Raquel Buenrostro, chef du ministère de l’Économie (SE), a affirmé ce jeudi que le Mexique, la Colombie, le Pérou et le Chili, qui composent l’Alliance du Pacifique, recherchent la prospérité pour les entreprises, qui ont apporté des capitaux pour plus de 59 milliards de dollars.

« Nous sommes intéressés par la prospérité des entreprises qui s’installent dans nos pays et qu’elles marchent avec nous dans cet objectif », a déclaré le responsable lors de l’inauguration du IX Business Summit de l’Alliance du Pacifique Défis de l’Alliance du Pacifique dans le monde actuel contexte.

« Bienvenue à toutes les volontés de ces entreprises, qui voient dans l’Alliance du Pacifique une destination prospère pour leurs investissements, les gouvernements sont entièrement disponibles pour discuter de leurs intérêts et de nos objectifs, ainsi que pour les accompagner dans la réalisation de leurs projets et pour faciliter son débarquement et son expansion sur nos territoires », a-t-il commenté.

L’Alliance du Pacifique, a ajouté le responsable, est une plate-forme stratégique composée de pays ayant des visions similaires du développement et des promoteurs de la construction de liens commerciaux de plus en plus inclusifs et durables.

Fin 2021, le Mexique, la Colombie, le Pérou et le Chili ont reçu des investissements étrangers directs de 59 mille 653 millions de dollars, ce qui positionne le bloc commercial comme le septième bénéficiaire, a-t-il déclaré.

Le Forum économique mondial a placé les pays de l’Alliance du Pacifique au 37e rang sur 63 en tant que destination attrayante pour les investissements en raison de leur niveau de compétitivité, a déclaré Buenrostro.

Il a ajouté que l’Alliance du Pacifique dispose d’une base juridique solide en matière économique et commerciale, en plus de l’accord-cadre et de ses protocoles additionnels.

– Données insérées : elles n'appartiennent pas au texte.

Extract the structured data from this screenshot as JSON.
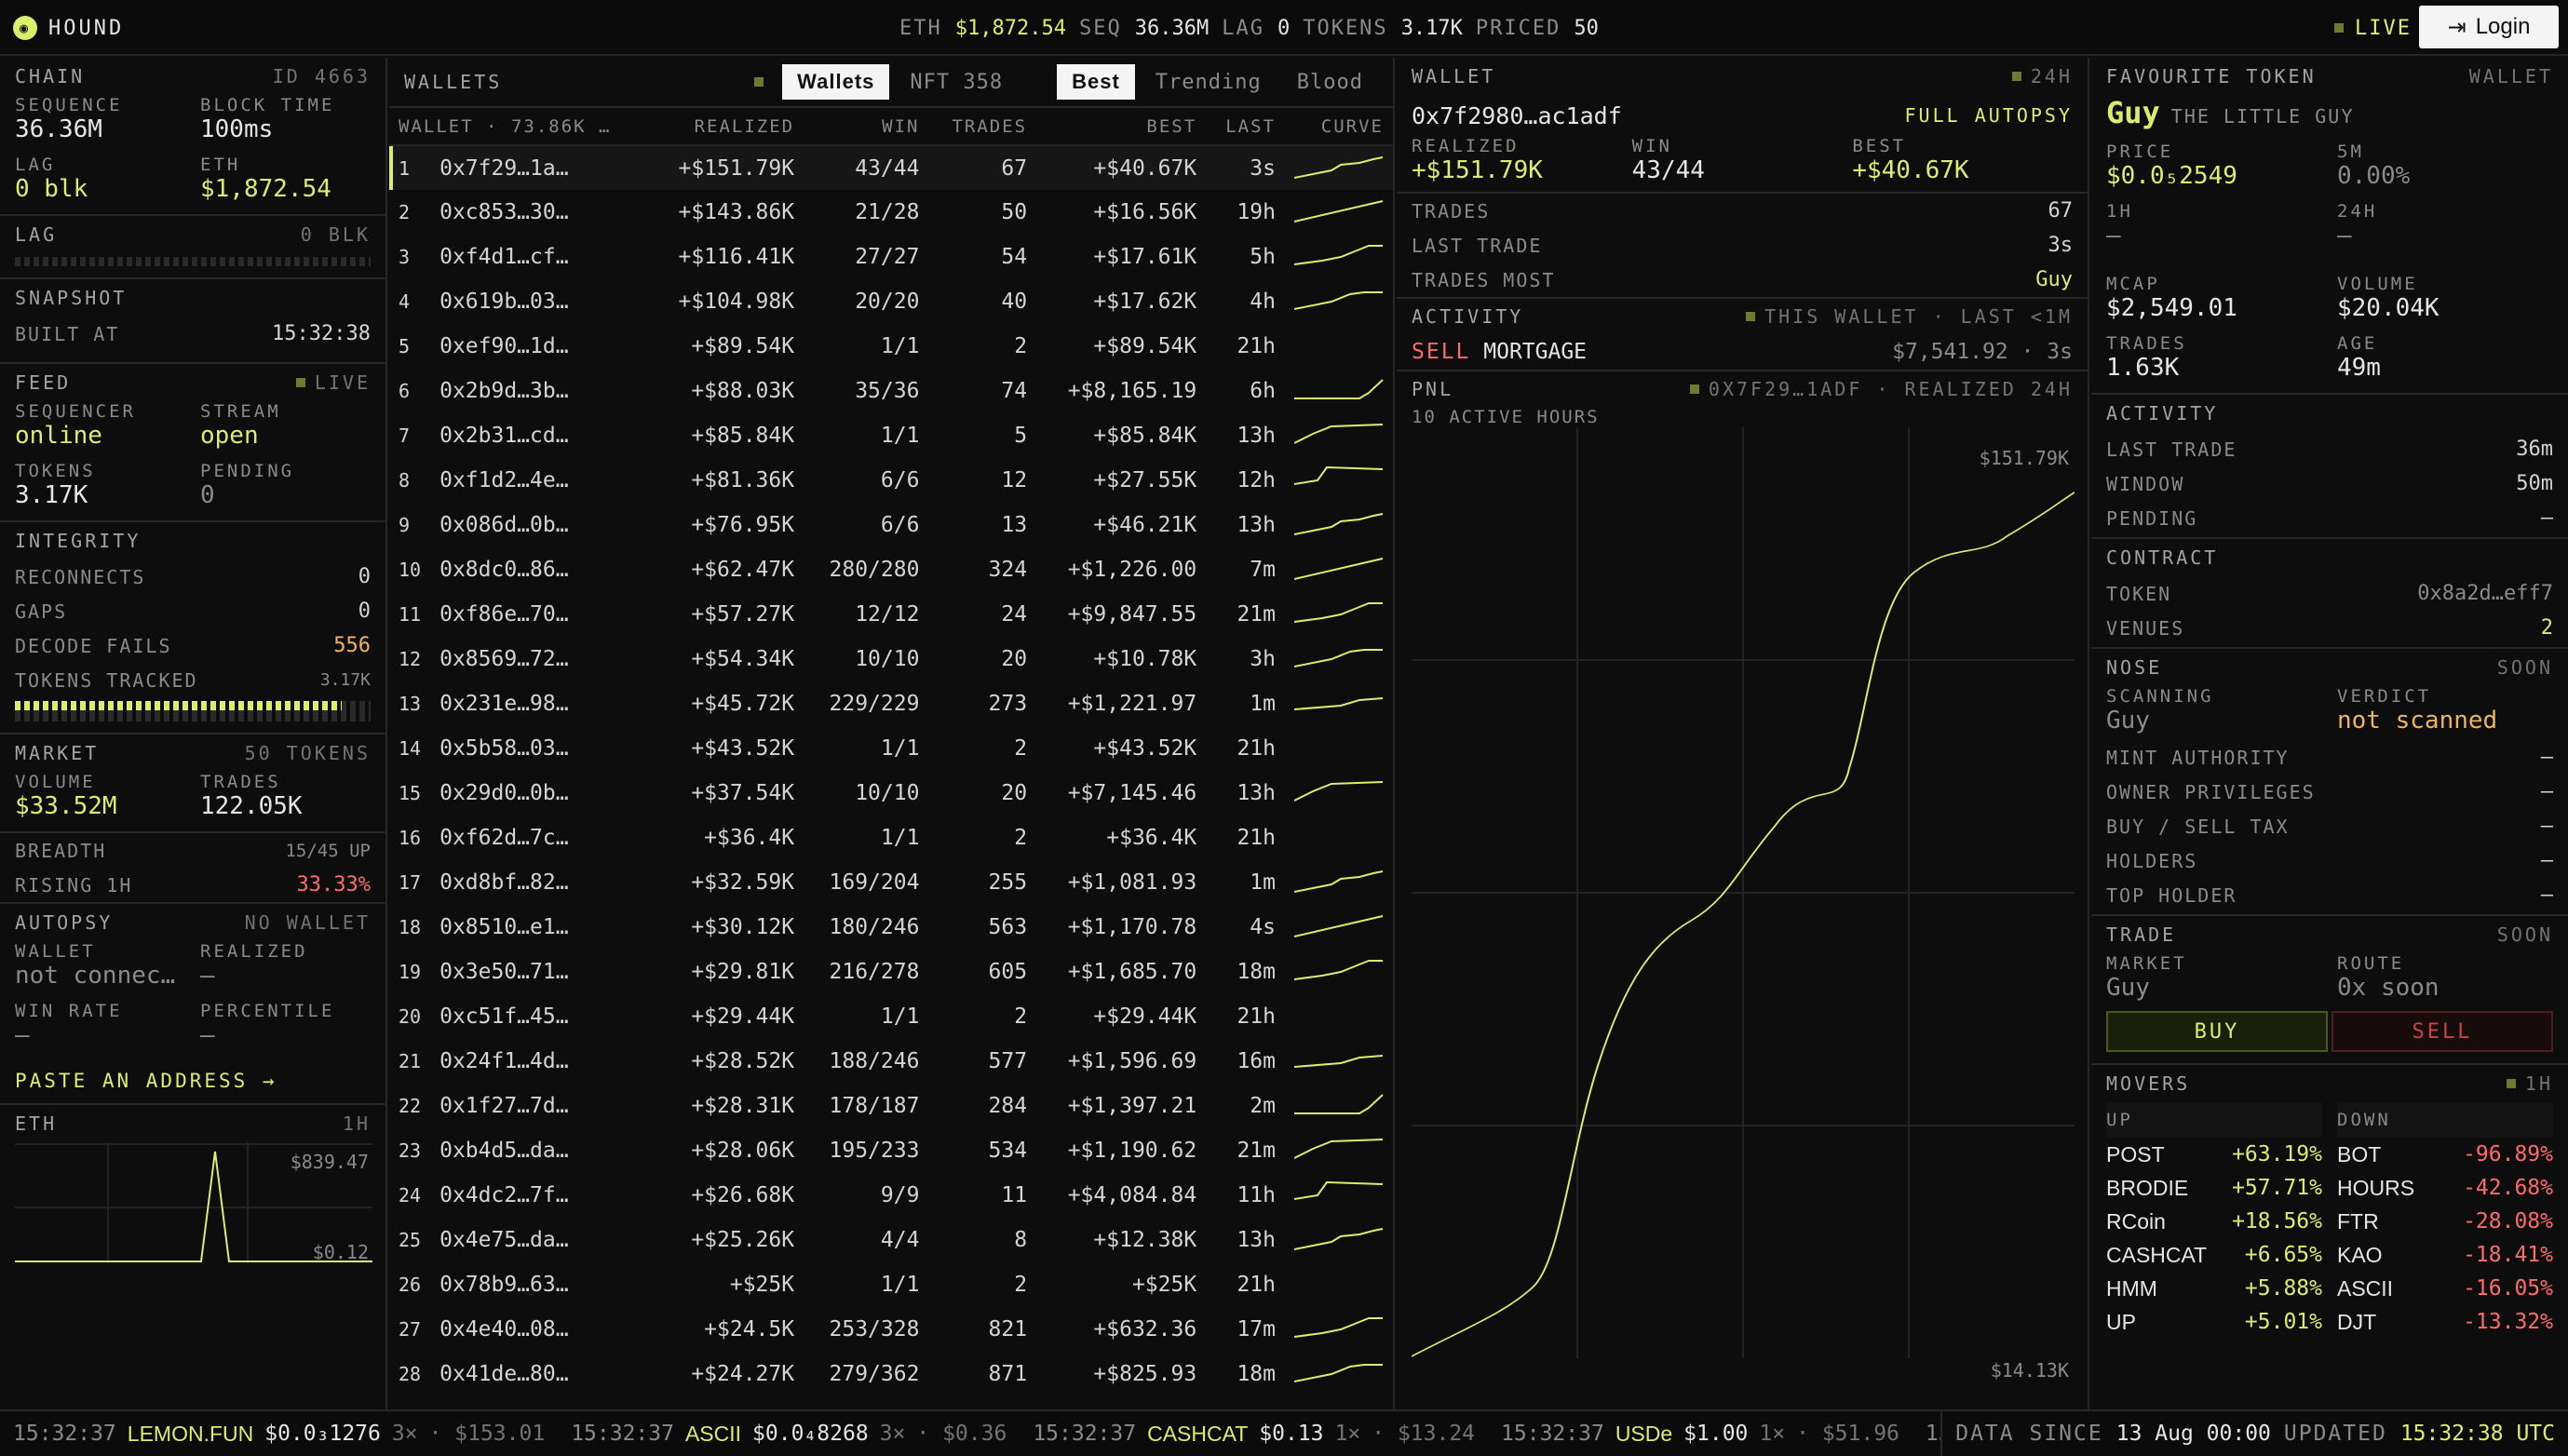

Le bloc commercial dispose de l’organe de facilitation des investissements de l’Alliance du Pacifique pour coordonner et unir les efforts dans l’identification et l’élimination des principaux obstacles découlant des réglementations, mesures ou actions gouvernementales qui entravent l’expansion des investissements directs, a déclaré Raquel Buenrostro. .

La responsable a expliqué que l’agence qu’elle dirige s’est engagée à assurer une croissance continue, des investissements directs étrangers solides, ainsi qu’à assurer un environnement d’investissement favorable dans la région.

« C’est pourquoi nous travaillons à accroître les investissements dans le secteur des infrastructures à travers la promotion de projets spécifiques qui rendent viables les partenariats public-privé », a conclu le secrétaire à l’Economie.